The exceptional charm of the villages of Tyrol
he title of this article being “The Prettiest Tyrol Villages,” one might sense a conflict, and many do claim the title. Of them all, the most fervent pretender is Alpbach, nicknamed “The Prettiest Village in Austria.” It was given the accolade in the 80s and still exploits it more than three decades later. But not without reason. At one thousand metres, it flaunts an entirely homogeneous architectural style (large timber houses with wide balconies) in picture-postcard surroundings.
The splash of colour comes courtesy of the flowers that fill the balconies and terraces. Thanks to them, Alpbach has earned another title: “The Most Beautiful Floral Village in Europe.” Here, skiers and hikers are the most frequent occupants of the more than 3000 hotel beds, but not the most illustrious.
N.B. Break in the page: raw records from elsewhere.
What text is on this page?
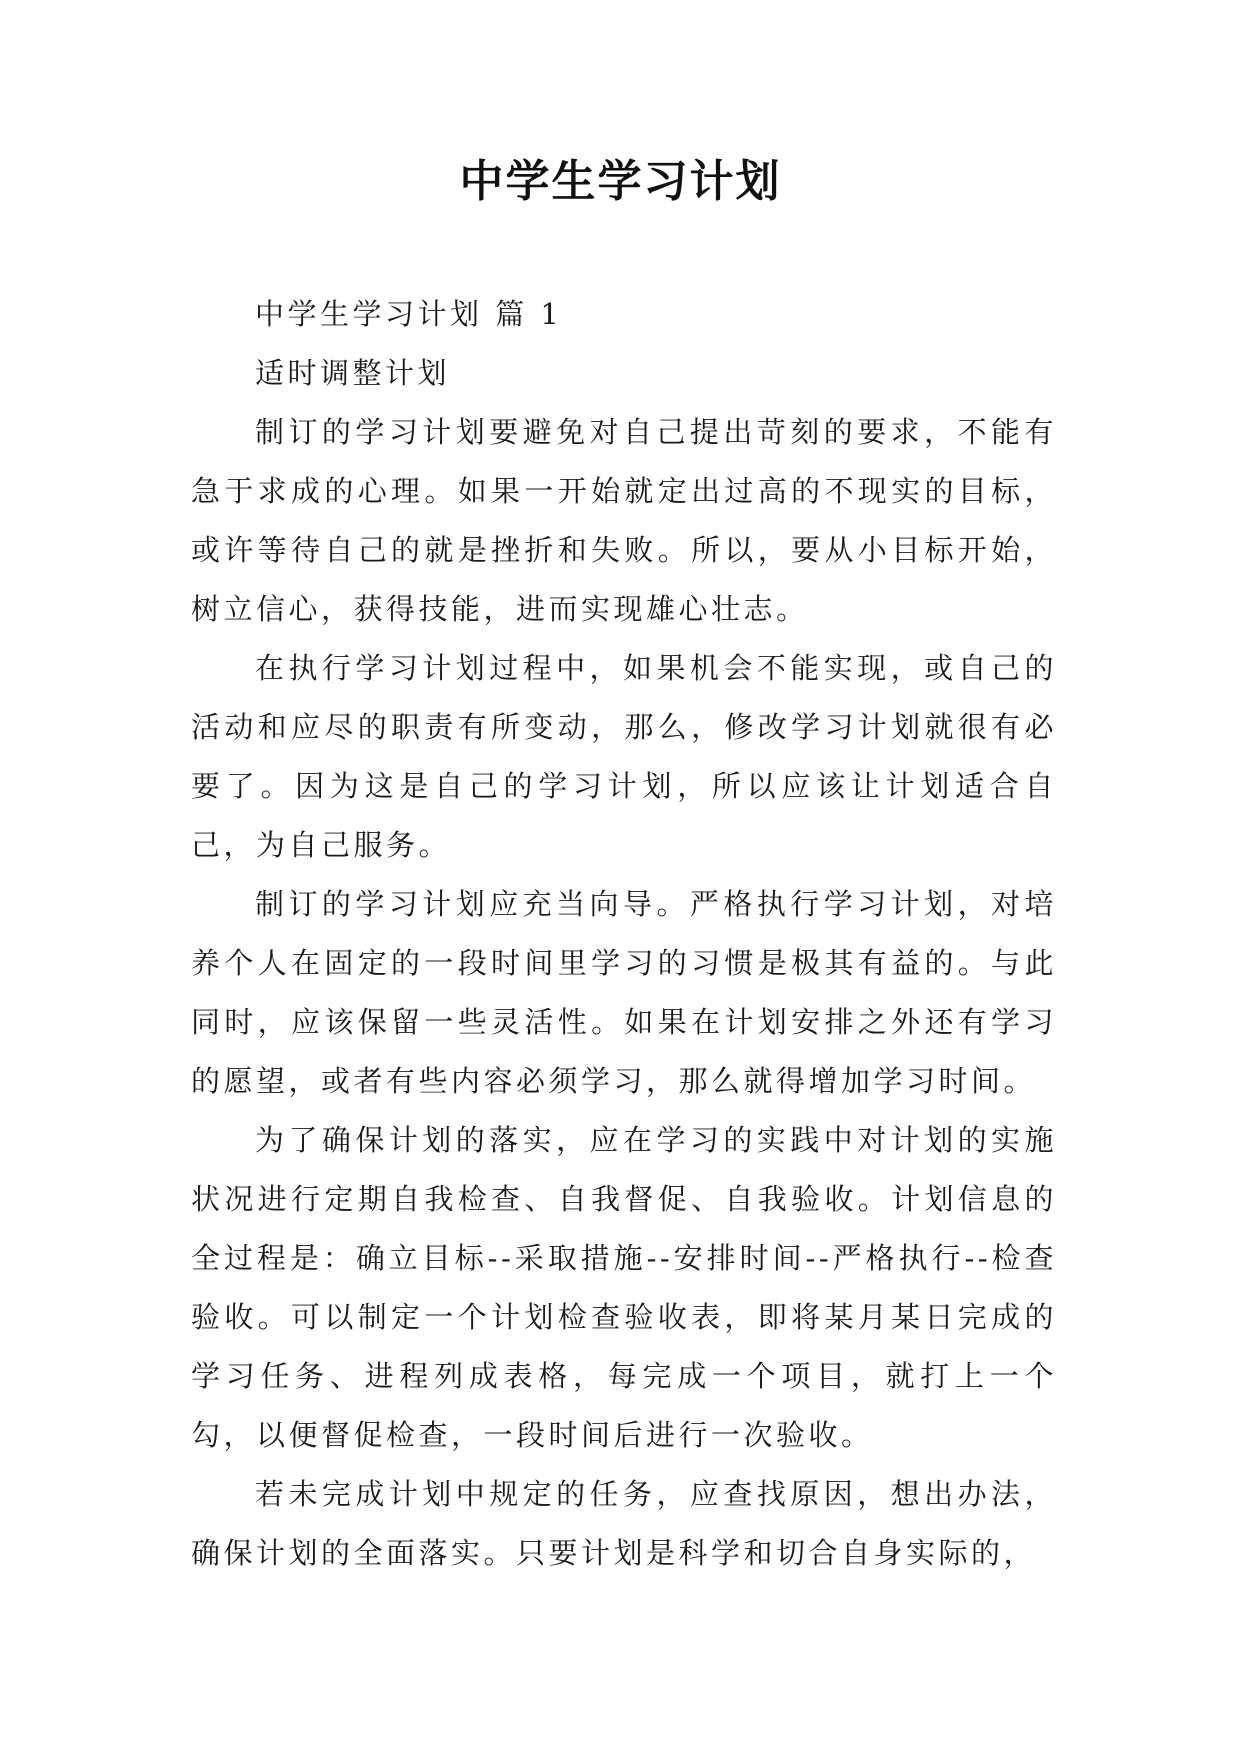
中学生学习计划

中学生学习计划 篇 1

适时调整计划

制订的学习计划要避免对自己提出苛刻的要求，不能有急于求成的心理。如果一开始就定出过高的不现实的目标，或许等待自己的就是挫折和失败。所以，要从小目标开始，树立信心，获得技能，进而实现雄心壮志。

在执行学习计划过程中，如果机会不能实现，或自己的活动和应尽的职责有所变动，那么，修改学习计划就很有必要了。因为这是自己的学习计划，所以应该让计划适合自己，为自己服务。

制订的学习计划应充当向导。严格执行学习计划，对培养个人在固定的一段时间里学习的习惯是极其有益的。与此同时，应该保留一些灵活性。如果在计划安排之外还有学习的愿望，或者有些内容必须学习，那么就得增加学习时间。

为了确保计划的落实，应在学习的实践中对计划的实施状况进行定期自我检查、自我督促、自我验收。计划信息的全过程是：确立目标--采取措施--安排时间--严格执行--检查验收。可以制定一个计划检查验收表，即将某月某日完成的学习任务、进程列成表格，每完成一个项目，就打上一个勾，以便督促检查，一段时间后进行一次验收。

若未完成计划中规定的任务，应查找原因，想出办法，确保计划的全面落实。只要计划是科学和切合自身实际的，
Every year—since 1945—the village has hosted the Alpbach European Forum, which brings together speakers from science, politics, business and culture.
In one of the highest parts of Tyrol is Berwang, which fits the description of an Alpine village to a tee, its houses all perfectly prepared for the winter. With just over 500 inhabitants, it’s a popular starting point for hikers both in the warm months and the cold—when they share the space with skiers. But summertime opens up many more routes in the Berwangertal Valley. Just two kilometres from the village, hikers get their reward: the highest brewery in Austria, at the Hotel Thaneller in Rinnen.
A little more than a two-hour drive away lies Westendorf, in the Kitzbühel Alps. Mostly visited by serious thrill-seekers like snowboarders and paragliders, it’s far enough from the main urban hubs of Kitzbühel to exude an air of tranquillity and relaxation. A good way to learn the customs of this picturesque village is to visit the farmers’ market (Shcau zuichi Markt), held during the summer months. Westendorf meets all the requirements to be included on the list of the prettiest villages of Tyrol. In fact, in 1998, the Entente Floral Europe awarded it the “Most Beautiful Village in Europe,” thanks to its untouched natural landscape, agricultural economy and the opportunities it provides for sports and leisure.
Besides its snowy peaks and green valleys, the colourful facades of Innsbruck looking out over the River Inn are the most iconic images of Tyrol. Its inhabitants lovingly call the region’s capital “an oversized village,” and that’s an apt description. Its size permits you to get around on foot and its closeness to the mountains—just ten minutes on the funicular—distances Innsbruck from the typical big city. The Habsburg dynasty that lived here took on the embellishment of the imperial city where, in more recent years, a more modern and ground-breaking architecture has proliferated (the Bergisel scenic lookout, the Olympic Ski Jump and the funicular stations), although concentrated on the outskirts of the town. Or rather, the “big village.”